There was a time when if someone asked you to join an ICO, you’d be left with a perplexed look on your face before asking what they meant.
But times are a-changin’, as songwriting maestro Bob Dylan once said. Initial Coin Offerings (ICOs) have become de rigueur in the cryptocurrency ecosystem. Most – if not all – funding efforts for new crypto projects begin with this acronym.
ICOs: from tumultuous beginnings to the new standard of crypto crowdfunding
The term itself, ICO, was coined by J.R. Willet back in 2010. Willet, then a software engineer, fielded the idea of paying people to mine Bitcoin for him.
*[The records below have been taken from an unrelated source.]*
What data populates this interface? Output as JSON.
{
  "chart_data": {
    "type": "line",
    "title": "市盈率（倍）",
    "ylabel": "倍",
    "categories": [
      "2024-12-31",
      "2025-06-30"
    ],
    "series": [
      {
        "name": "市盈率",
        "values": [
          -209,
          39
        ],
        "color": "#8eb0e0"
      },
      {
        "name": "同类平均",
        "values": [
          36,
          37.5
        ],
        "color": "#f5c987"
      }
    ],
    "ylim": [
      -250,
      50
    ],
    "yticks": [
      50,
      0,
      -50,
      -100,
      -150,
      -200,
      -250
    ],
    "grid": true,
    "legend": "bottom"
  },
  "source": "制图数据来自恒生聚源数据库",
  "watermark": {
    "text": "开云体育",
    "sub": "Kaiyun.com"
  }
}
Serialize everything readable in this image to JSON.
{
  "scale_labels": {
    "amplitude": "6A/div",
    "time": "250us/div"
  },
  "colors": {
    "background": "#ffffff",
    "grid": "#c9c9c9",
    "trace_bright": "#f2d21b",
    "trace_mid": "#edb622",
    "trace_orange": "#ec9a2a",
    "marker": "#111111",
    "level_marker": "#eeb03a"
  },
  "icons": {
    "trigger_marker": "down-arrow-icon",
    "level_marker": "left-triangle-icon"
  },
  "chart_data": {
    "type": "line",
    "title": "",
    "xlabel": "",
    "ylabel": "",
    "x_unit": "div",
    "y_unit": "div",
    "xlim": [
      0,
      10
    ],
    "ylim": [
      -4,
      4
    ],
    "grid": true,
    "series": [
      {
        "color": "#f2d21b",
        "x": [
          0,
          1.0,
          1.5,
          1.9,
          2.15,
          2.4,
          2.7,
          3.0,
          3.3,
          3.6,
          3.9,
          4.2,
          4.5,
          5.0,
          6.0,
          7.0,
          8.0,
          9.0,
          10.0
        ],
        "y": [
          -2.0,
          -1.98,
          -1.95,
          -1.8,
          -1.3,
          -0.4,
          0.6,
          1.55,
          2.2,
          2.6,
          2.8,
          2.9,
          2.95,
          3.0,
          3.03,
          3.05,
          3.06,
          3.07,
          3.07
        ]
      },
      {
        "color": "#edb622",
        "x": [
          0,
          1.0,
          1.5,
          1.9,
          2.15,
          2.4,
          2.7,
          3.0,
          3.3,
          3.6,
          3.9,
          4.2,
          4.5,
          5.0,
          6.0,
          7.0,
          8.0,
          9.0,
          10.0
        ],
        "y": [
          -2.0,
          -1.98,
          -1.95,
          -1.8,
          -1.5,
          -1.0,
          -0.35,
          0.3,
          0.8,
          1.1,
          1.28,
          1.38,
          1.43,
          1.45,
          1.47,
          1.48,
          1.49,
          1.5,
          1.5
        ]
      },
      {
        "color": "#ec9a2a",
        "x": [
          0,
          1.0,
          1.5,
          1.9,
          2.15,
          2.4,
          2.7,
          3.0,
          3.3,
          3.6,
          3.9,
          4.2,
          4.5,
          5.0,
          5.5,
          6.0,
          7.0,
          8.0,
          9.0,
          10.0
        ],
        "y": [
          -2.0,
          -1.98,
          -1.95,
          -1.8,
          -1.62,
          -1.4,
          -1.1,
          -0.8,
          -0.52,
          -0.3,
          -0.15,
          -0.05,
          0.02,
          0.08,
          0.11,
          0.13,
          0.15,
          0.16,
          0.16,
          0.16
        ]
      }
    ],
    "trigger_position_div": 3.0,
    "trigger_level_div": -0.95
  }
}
The ICO seed had been planted. Five years later, everyone was doing it. From then on, Willet watched from the rafters as his idea became a runaway success.
ICOs are now an established method of crowdfunding an idea based on the cryptoworld, much like Kickstarter is for creative projects of other nature.
The future of ICOs
The ICO market has soared over the last 24 months. A great number of blockchain-based projects are now routinely using Mr. Willet’s idea, sometimes to a great outcome, and sometimes to a not so great one. ICO scams are rife, and investors have grown wise.
Still, discerning which ICOs are worth investing in (or even deciding whether they are even real to begin with) is not an easy task. Even the most seasoned investors do get burned from time to time.
Now, some of the most recognized names on the blockchain, such as Ethereum’s co-founder Vitalik Buterin are advocating for the incorporation of some of the benefits of Decentralized Autonomous Organizations (DAOs), into what is becoming known as the DAICO model.
This model specifies that ongoing funding is directly linked to milestones and achievements. If these goals are not met, the project could potentially be scrapped and investors refunded.
Safeguarding investors is crucial for an ICO since it depends on incoming and sustained funds to survive in the first place. Still, ICOs, as they exist today, stand as a financial lottery of sorts. Investors should always be prepared to lose all, or at least a great chunk of their investment.
Somewhat ironically, and just like in the aviation industry every crash makes flying safer, every scam enhances the overall security of ICOs.
The next wave (ICO 2.0?) will be designed to be more transparent and to put more accountability onto those who engage in wrongdoing, with the overall goal of protecting investors and safeguarding the very lifeblood of the ICO itself.